Como já foi referido, as séries temporais financeiras em geral, e as ligadas a taxas de câmbio ou bolsistas (associadas à negociação de bens físicos, de obrigações, de acções, ou de derivados) em particular, estão entre as mais estudadas, mas contam-se também entre as mais difíceis de prever. Estas séries temporais são geradas por sistemas extremamente complexos que envolvem a interacção de um número muito elevado de agentes (milhões, em alguns casos). Estes agentes, os investidores, actuam de forma independente, com base em motivações e análises individuais diferenciadas e muitas vezes contraditórias. Na realidade, cada agente independente é um ser humano inerentemente complexo que pode, em termos de comportamento, adoptar um número virtualmente ilimitado de “estados” possíveis, entre os quais pode transitar com maior ou menor frequência. Como resultado, os sistemas de negociação bolsista revelam-se extremamente complexos, exibindo um número indeterminável (mas que em termos práticos pode ser considerado infinito) de “graus de liberdade”, ou dimensões [Gershenfeld e Weigend, 1994], [Kustrin, 1998]. Devido ao seu nível de complexidade, estes sistemas aparentam ser totalmente não determinísticos e, considerando as limitações da informação disponível para realizar previsões, as séries temporais geradas por eles tendem a parecer estocásticas, mais do que simplesmente caóticas [Casdagli e Weigend, 1994].

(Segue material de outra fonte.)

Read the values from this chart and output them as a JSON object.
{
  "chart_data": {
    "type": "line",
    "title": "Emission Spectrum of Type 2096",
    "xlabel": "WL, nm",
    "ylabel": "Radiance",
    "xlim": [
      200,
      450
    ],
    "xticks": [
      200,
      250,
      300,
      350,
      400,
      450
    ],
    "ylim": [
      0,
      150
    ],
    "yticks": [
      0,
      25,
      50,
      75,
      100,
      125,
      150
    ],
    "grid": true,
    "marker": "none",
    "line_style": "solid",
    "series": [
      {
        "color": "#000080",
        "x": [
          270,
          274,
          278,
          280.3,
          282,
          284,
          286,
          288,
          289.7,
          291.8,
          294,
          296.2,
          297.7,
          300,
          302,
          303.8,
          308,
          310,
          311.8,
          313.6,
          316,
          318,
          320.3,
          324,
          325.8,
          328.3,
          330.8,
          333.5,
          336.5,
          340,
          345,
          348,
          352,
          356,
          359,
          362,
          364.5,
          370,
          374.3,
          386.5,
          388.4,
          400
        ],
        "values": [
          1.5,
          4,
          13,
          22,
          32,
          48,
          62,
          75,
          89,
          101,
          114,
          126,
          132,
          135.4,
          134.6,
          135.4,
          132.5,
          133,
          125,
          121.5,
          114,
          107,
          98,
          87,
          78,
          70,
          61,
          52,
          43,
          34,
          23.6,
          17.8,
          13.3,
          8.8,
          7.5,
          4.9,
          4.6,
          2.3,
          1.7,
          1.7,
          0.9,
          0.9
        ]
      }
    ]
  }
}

Além desta complexidade inerente, os sistemas que geram as séries temporais bolsistas exibem uma outra característica que contribui fortemente para dificultar qualquer tentativa de previsão: O seu comportamento altera-se ao longo do tempo [Lawrence et al., 1996], [Zang e Hutchinson, 1994]. Este comportamento não-estacionário deve-se a uma série de factores entre os quais se podem apontar:

1) Alterações ao nível dos agentes – Ao longo do tempo, alguns agentes deixam de actuar nos mercados, enquanto outros iniciam a sua actuação. Isso provoca alterações em termos do número de agentes, e das suas características. No entanto, mesmo os agentes que permanecem vão modificando as suas características.

2) Alteração nos mecanismos de funcionamento das bolsas – Diferenças ao nível dos períodos de abertura, dos sistemas informáticos de negociação, das regras de formação das cotações, etc..

3) Alterações económicas, políticas, ou tecnológicas globais – Como exemplos, considerem-se: Alterações de fundo no custo do petróleo, ou de uma matéria prima importante; Alterações fiscais significativas; Inovações tecnológicas com impacto significativo na actividade empresarial.

4) Alterações ao nível das empresas presentes nos mercados – No caso dos mercados accionistas ou obrigacionistas, importantes alterações podem resultar, por exemplo, da fusão entre duas empresas concorrentes, ou da falência de uma empresa com numerosos accionistas.

A não-estacionaridade das séries temporais geradas por estes sistemas resulta em que dados “antigos” não podem ser considerados como totalmente representativos do sistema actual, uma vez que foram gerados por um sistema que pode ser já consideravelmente diferente do actual (ou ser superficialmente semelhante mas exibir diferenças subtis com impacto importante nas previsões). Desta forma, a utilização de dados “antigos” para a previsão de séries temporais financeiras deve ser rodeada dos maiores cuidados. Adicionalmente, como os sistemas estão em contínua mutação, mesmo os dados mais recentes representam um sistema que pode sofrer alterações de funcionamento significativas em relação ao futuro imediato.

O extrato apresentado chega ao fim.